Nicholas Sparks has issued "Safe Haven" presenting a mysterious young woman struggling with a dark secret, a past that sets her on a terrible journey across the country. Tracie Peterson's "Summer of the Midnight Sun" is Book One of her Alaskan Quest wherein an early "love" returning after many years brings about a crisis. "Eat, Pray, Love" by Elizabeth Gilbert is a book (now a movie) about a woman's sojourns in Italy, India, and Indonesia as she searches for everything. Fern Michaels' "Cross Roads" begins when the Sisterhood receives a presidential pardon. Now their private jet is hijacked leading to a hard choice of assignments. "Wicked Appetite" by Janet Evanovich features a man with great skill and a hunger for the forbidden feeling entitled to possess anything he might desire. Stuart Woods' "Santa Fe Edge" offers a successful New Mexican attorney whose longtime enemy wants to beat him at his game. Anne Tyler's "Noah's Compass" follows a schoolteacher forced to retire at 61 from his fifth-grade career seeking his future. "Freedom" by Jonathan Franzen shows us an environmentally-wise couple, surprised by family decisions and forced to learn how to live in our ever more confusing world.

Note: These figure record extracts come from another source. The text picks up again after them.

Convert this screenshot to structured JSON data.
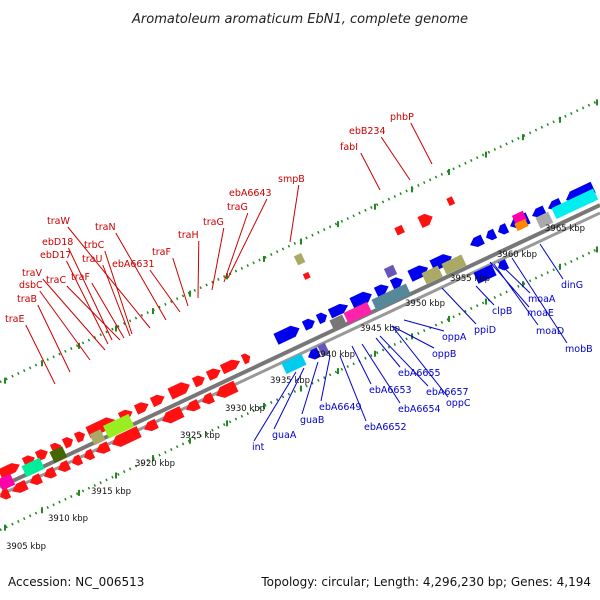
{
  "title": "Aromatoleum aromaticum EbN1, complete genome",
  "accession": "Accession: NC_006513",
  "summary": "Topology: circular; Length: 4,296,230 bp; Genes: 4,194",
  "colors": {
    "upper_label": "#cc0000",
    "lower_label": "#0000cc",
    "backbone": "#888888",
    "tick": "#228822"
  },
  "kbp_ticks": [
    "3905 kbp",
    "3910 kbp",
    "3915 kbp",
    "3920 kbp",
    "3925 kbp",
    "3930 kbp",
    "3935 kbp",
    "3940 kbp",
    "3945 kbp",
    "3950 kbp",
    "3955 kbp",
    "3960 kbp",
    "3965 kbp"
  ],
  "upper_genes": [
    "traE",
    "traB",
    "dsbC",
    "traV",
    "ebD17",
    "ebD18",
    "traC",
    "traF",
    "traU",
    "trbC",
    "traW",
    "traN",
    "ebA6631",
    "traF",
    "traH",
    "traG",
    "traG",
    "ebA6643",
    "smpB",
    "fabI",
    "ebB234",
    "phbP"
  ],
  "lower_genes": [
    "int",
    "guaA",
    "guaB",
    "ebA6649",
    "ebA6652",
    "ebA6653",
    "ebA6654",
    "ebA6655",
    "oppB",
    "oppA",
    "ebA6657",
    "oppC",
    "ppiD",
    "clpB",
    "moaE",
    "moaA",
    "moaD",
    "dinG",
    "mobB"
  ]
}
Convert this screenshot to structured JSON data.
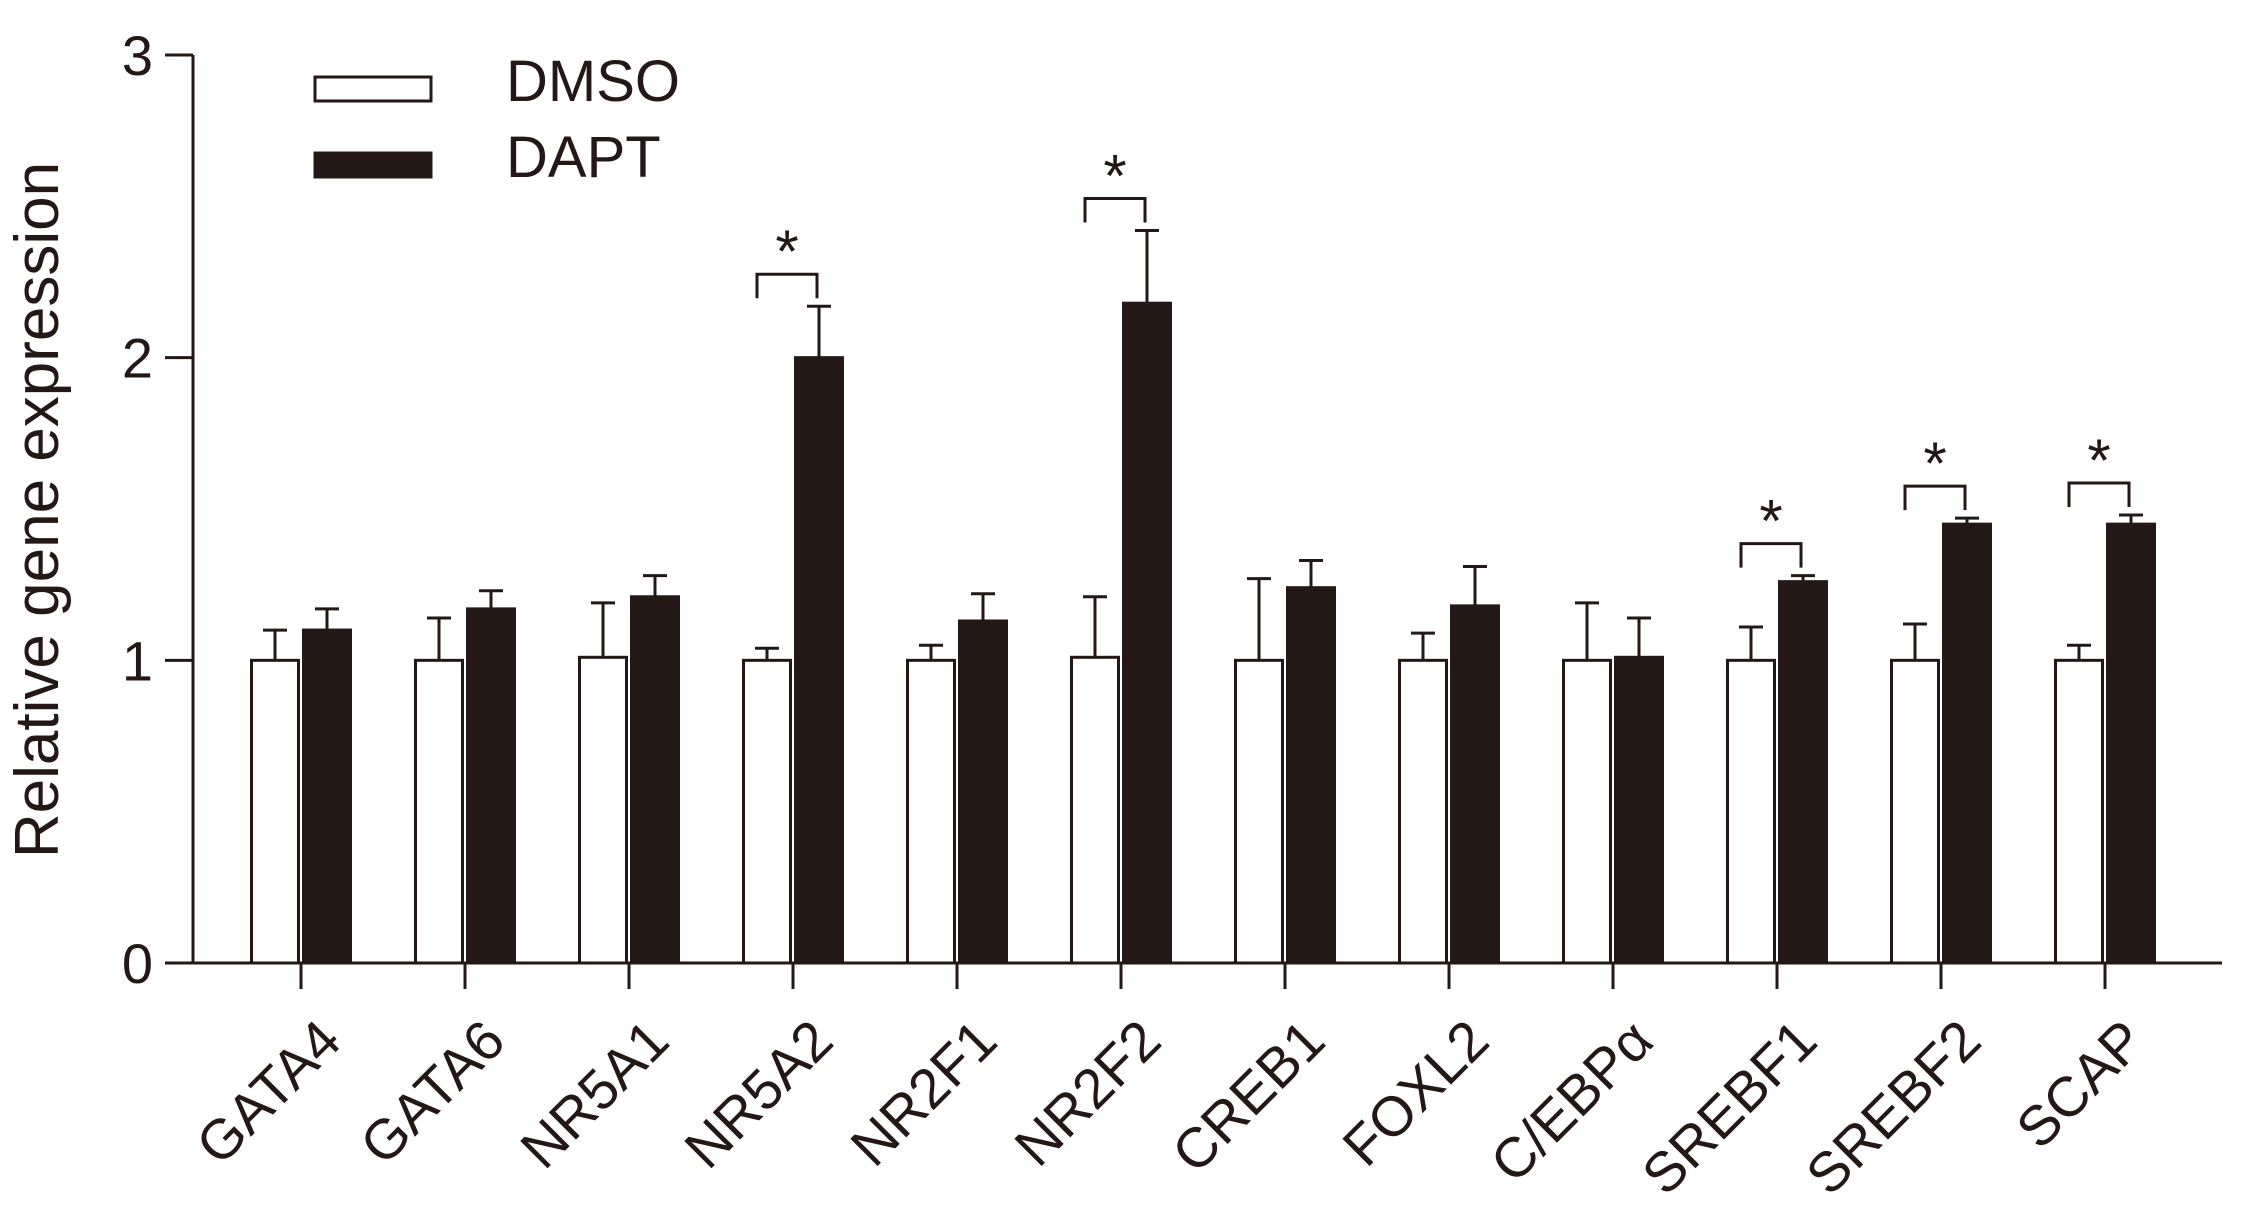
{
  "chart_data": {
    "type": "bar",
    "title": "",
    "xlabel": "",
    "ylabel": "Relative  gene expression",
    "ylim": [
      0,
      3
    ],
    "yticks": [
      0,
      1,
      2,
      3
    ],
    "grid": false,
    "legend_position": "top-left",
    "categories": [
      "GATA4",
      "GATA6",
      "NR5A1",
      "NR5A2",
      "NR2F1",
      "NR2F2",
      "CREB1",
      "FOXL2",
      "C/EBPα",
      "SREBF1",
      "SREBF2",
      "SCAP"
    ],
    "series": [
      {
        "name": "DMSO",
        "fill": "#ffffff",
        "values": [
          1.0,
          1.0,
          1.01,
          1.0,
          1.0,
          1.01,
          1.0,
          1.0,
          1.0,
          1.0,
          1.0,
          1.0
        ],
        "errors": [
          0.1,
          0.14,
          0.18,
          0.04,
          0.05,
          0.2,
          0.27,
          0.09,
          0.19,
          0.11,
          0.12,
          0.05
        ]
      },
      {
        "name": "DAPT",
        "fill": "#231815",
        "values": [
          1.1,
          1.17,
          1.21,
          2.0,
          1.13,
          2.18,
          1.24,
          1.18,
          1.01,
          1.26,
          1.45,
          1.45
        ],
        "errors": [
          0.07,
          0.06,
          0.07,
          0.17,
          0.09,
          0.24,
          0.09,
          0.13,
          0.13,
          0.02,
          0.02,
          0.03
        ]
      }
    ],
    "significance": [
      {
        "category": "NR5A2",
        "label": "*"
      },
      {
        "category": "NR2F2",
        "label": "*"
      },
      {
        "category": "SREBF1",
        "label": "*"
      },
      {
        "category": "SREBF2",
        "label": "*"
      },
      {
        "category": "SCAP",
        "label": "*"
      }
    ]
  }
}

"Naked Heat" by Richard Castle covers a gallery of suspects with motives for killing the most feared muckraker in Manhattan. Harlan Coben's "Back Spin" is a classic Myron Bolitar story: the sports agent and sometime sleuth studying a teenager's disappearance find a family whose secrets explode into murder. Carolyn Haines' "Bone Appetit" is a Sarah Booth Delaney story that finds Sarah at a spa for pampering, where the top contender in a competition is poisoned and the suspect hires Sarah to clear her name. "Feed" is a science fiction story by Mira Grant taking place in 2014 as a dark conspiracy behind a new infection is the result of curing previous plagues. "Brains" is "a zombie memoir" by Robin Becker and its description says, "College-professor-cum-zombie… is a different breed of undead - he can think. In fact, he can even write. And the story he has to tell is a truly disturbing, yet strangely heartwarming one."